Cold War comes with more acclaim than most films. Director Pawel Pawlikowski won Best Director at Cannes, was nominated for Best Foreign Language Film and Best Director at the Oscars, as well as garnering a swag of other wins and nominations. To put it bluntly - this film's got game. But unfortunately it doesn't quite live up to expectations.
Wiktor is a musical director for a travelling folk band, and early on we see him auditioning local singers for the troupe. It is here where he meets the attractive and aurally talented Zula, and soon they are together having fallen in love. They begin a journey that will take them across Europe, through the Iron Curtain of the Cold War of the title, while on a deeply personal one also, as we witness their stormy, passionate on/off affair at various points in time across the continent.

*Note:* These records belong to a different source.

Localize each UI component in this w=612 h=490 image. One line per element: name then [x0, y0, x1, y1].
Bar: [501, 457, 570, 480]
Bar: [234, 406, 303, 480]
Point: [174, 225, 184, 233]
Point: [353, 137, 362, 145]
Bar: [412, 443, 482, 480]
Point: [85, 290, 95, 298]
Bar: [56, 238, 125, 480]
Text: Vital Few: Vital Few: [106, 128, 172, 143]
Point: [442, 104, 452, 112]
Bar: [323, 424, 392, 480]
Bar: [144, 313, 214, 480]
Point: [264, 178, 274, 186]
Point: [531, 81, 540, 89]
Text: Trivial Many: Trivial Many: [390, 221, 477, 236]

Don't get me wrong Cold War is an exquisite looking film. The cinematography - the barren landscapes, singing locals, and old Europe are given a particularly gorgeous glow from the black and white palette the film makers chose for the film. There is no doubt about it - Cold War looks like a living, breathing work of art.
Its the thrust of the narrative - the on again off again romance between Wiktor and Zula that lies at the very heart of the movie, which left me a little cold. I guess I just didn't completely buy it and because of that I became distracted.
Joanna Kulig and Tomasz Kot give wonderful performances full of grace and passion, aiding by a terrific supporting cast.
Exquisite cinematography and wonderful performance don't quite make up for a lacklustre narrative.